Er blickte sich um. Der Grizzly kam ihm eilig nachgelaufen und schnitt ihm so jede Möglichkeit der Flucht in jener Richtung ab. Vor ihm bot der Berg keinen Stützpunkt, auf dem auch nur eine Bergziege hätte Fuß fassen können. Unter ihm senkte sich eine kahle Wand volle fünfhundert Fuß in die Tiefe.
Der Bär näherte sich der schmalsten Stelle und blieb stehen, als schätze er den Raum ab, den er überqueren müßte, bevor er die breitere Felsnische erreichen konnte, wo Thunderboy kauerte, eng gegen das Gestein geschmiegt. Es war klar, der Weg behagte der großen Bestie durchaus nicht; sie senkte den Kopf und beschnupperte ihn argwöhnisch, als wolle sie mit der Nase wie mit den Augen die Breite abschätzen. Ganz langsam, zuerst Fuß um Fuß, und dann, als der Steig sich noch mehr verengte, Zoll für Zoll rückte sie vor.

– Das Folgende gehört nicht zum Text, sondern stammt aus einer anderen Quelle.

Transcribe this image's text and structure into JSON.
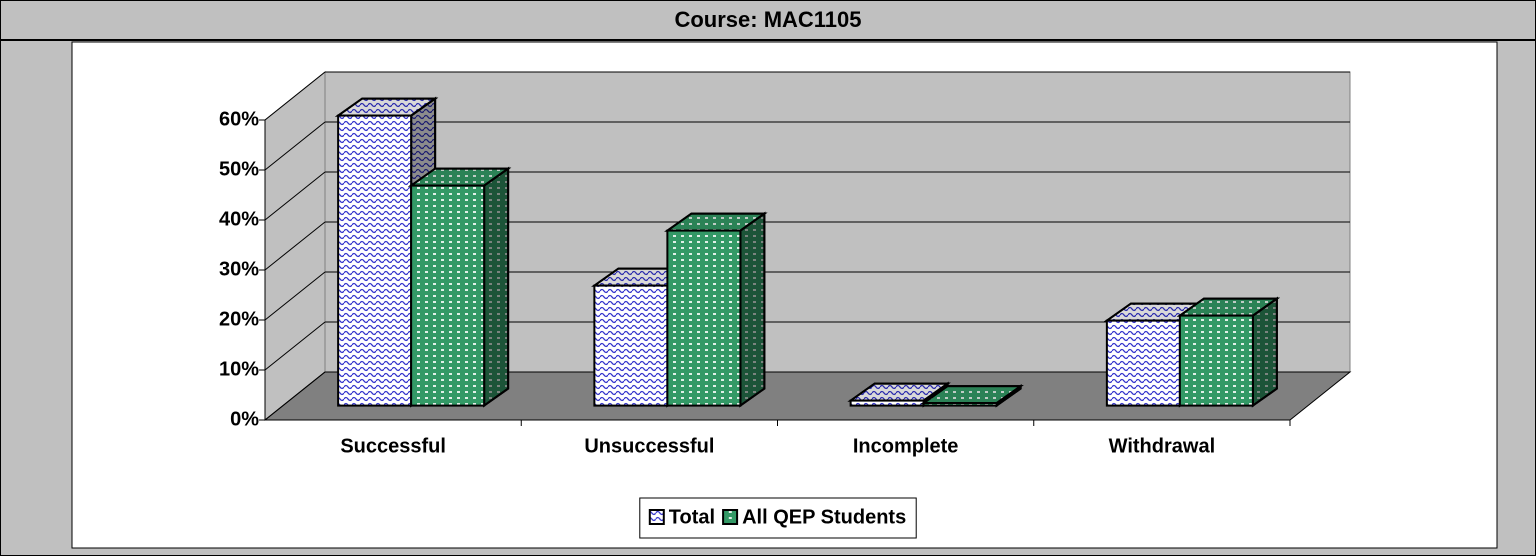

Mit angehaltenem Atem an den fernsten Rand der Nische gepreßt, beobachtete Thunderboy das riesige Tier, während es langsam näherkroch, sein ganzes Körpergewicht nach der Seite der Felswand überneigend.

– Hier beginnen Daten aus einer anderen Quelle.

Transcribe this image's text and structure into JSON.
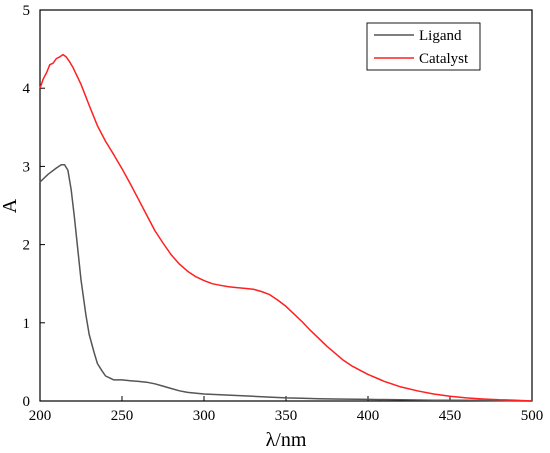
{
  "chart_data": {
    "type": "line",
    "xlabel": "λ/nm",
    "ylabel": "A",
    "xlim": [
      200,
      500
    ],
    "ylim": [
      0,
      5
    ],
    "xticks": [
      200,
      250,
      300,
      350,
      400,
      450,
      500
    ],
    "yticks": [
      0,
      1,
      2,
      3,
      4,
      5
    ],
    "legend_position": "top-right",
    "grid": false,
    "series": [
      {
        "name": "Ligand",
        "color": "#555555",
        "x": [
          200,
          205,
          210,
          213,
          215,
          217,
          219,
          221,
          223,
          225,
          228,
          230,
          233,
          235,
          238,
          240,
          243,
          245,
          250,
          255,
          260,
          265,
          270,
          275,
          280,
          285,
          290,
          300,
          310,
          320,
          330,
          340,
          350,
          360,
          370,
          380,
          400,
          420,
          440,
          460,
          480,
          500
        ],
        "y": [
          2.8,
          2.9,
          2.98,
          3.02,
          3.02,
          2.95,
          2.7,
          2.35,
          1.95,
          1.55,
          1.1,
          0.85,
          0.62,
          0.48,
          0.38,
          0.32,
          0.29,
          0.27,
          0.27,
          0.26,
          0.25,
          0.24,
          0.22,
          0.19,
          0.16,
          0.13,
          0.11,
          0.09,
          0.08,
          0.07,
          0.06,
          0.05,
          0.04,
          0.035,
          0.03,
          0.025,
          0.02,
          0.015,
          0.01,
          0.01,
          0.005,
          0.0
        ]
      },
      {
        "name": "Catalyst",
        "color": "#ff2020",
        "x": [
          200,
          202,
          204,
          206,
          208,
          210,
          212,
          214,
          216,
          218,
          220,
          222,
          225,
          230,
          235,
          240,
          245,
          250,
          255,
          260,
          265,
          270,
          275,
          280,
          285,
          290,
          295,
          300,
          305,
          310,
          315,
          320,
          325,
          330,
          335,
          340,
          345,
          350,
          355,
          360,
          365,
          370,
          375,
          380,
          385,
          390,
          400,
          410,
          420,
          430,
          440,
          450,
          460,
          470,
          480,
          490,
          500
        ],
        "y": [
          4.0,
          4.12,
          4.2,
          4.3,
          4.32,
          4.38,
          4.4,
          4.43,
          4.4,
          4.34,
          4.27,
          4.18,
          4.05,
          3.78,
          3.52,
          3.32,
          3.15,
          2.97,
          2.78,
          2.58,
          2.38,
          2.18,
          2.02,
          1.87,
          1.75,
          1.66,
          1.59,
          1.54,
          1.5,
          1.48,
          1.46,
          1.45,
          1.44,
          1.43,
          1.4,
          1.36,
          1.29,
          1.21,
          1.11,
          1.01,
          0.9,
          0.8,
          0.7,
          0.61,
          0.52,
          0.45,
          0.34,
          0.25,
          0.18,
          0.13,
          0.09,
          0.06,
          0.04,
          0.025,
          0.015,
          0.01,
          0.0
        ]
      }
    ]
  }
}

Der Grizzly hatte jetzt die schmalste Stelle erreicht. Fast sah es aus, als würde er glücklich den Gefahrpunkt überschreiten. Er machte sich so flach, wie nur irgend möglich. Es war erstaunlich, wie eine so breite Brust sich durch sorgfältiges Anpassen der Schultern an das Gestein zusammenzuziehen vermochte, ohne das freie Spiel der Muskeln zu behindern.
Jetzt streckte er behutsam die riesigen Vordertatzen, eine nach der anderen aus, als gelte es, die letzten wenigen, verhängnisvollen Spannen auszumessen. Derweil preßte sich der Körper fest gegen die überhängende Wand, als vermöchte er schon durch sein ungeheures Gewicht den Berg zur Seite zu schieben.
Vor Entsetzen gebannt, beobachtete Thunderboy die Bewegungen der Muskeln unter jenem zottigen Gewand, das für ihn in Wahrheit das Gewand des Todes zu werden versprach.
Langsam – so langsam, daß er fast stille zu stehen schien, zwängte sich der mächtige Körper noch um einige Zoll vorwärts, dann hielt er, sämtliche Muskeln gestrafft, in momentaner Spannung inne. Er bedurfte nur noch eines Zoll breit Bodens, um sicher hinüberzugelangen. Falls der Berg sich weigerte, diesen einen Zoll nachzugeben, mußte der Bär sich zu seinem allergeringsten Leibesumfang zusammenschnüren oder die Sache aufgeben. Thunderboys Leben hing zitternd von jenem einen Zolle ab.
Die mittägliche Sonne brannte mit voller Kraft auf den Fels hernieder, der sich beim Anlehnen heiß wie ein Ofen anfühlte, doch sowohl Mensch wie Tier schienen jenseits der Macht jener glühenden Strahlen zu sein.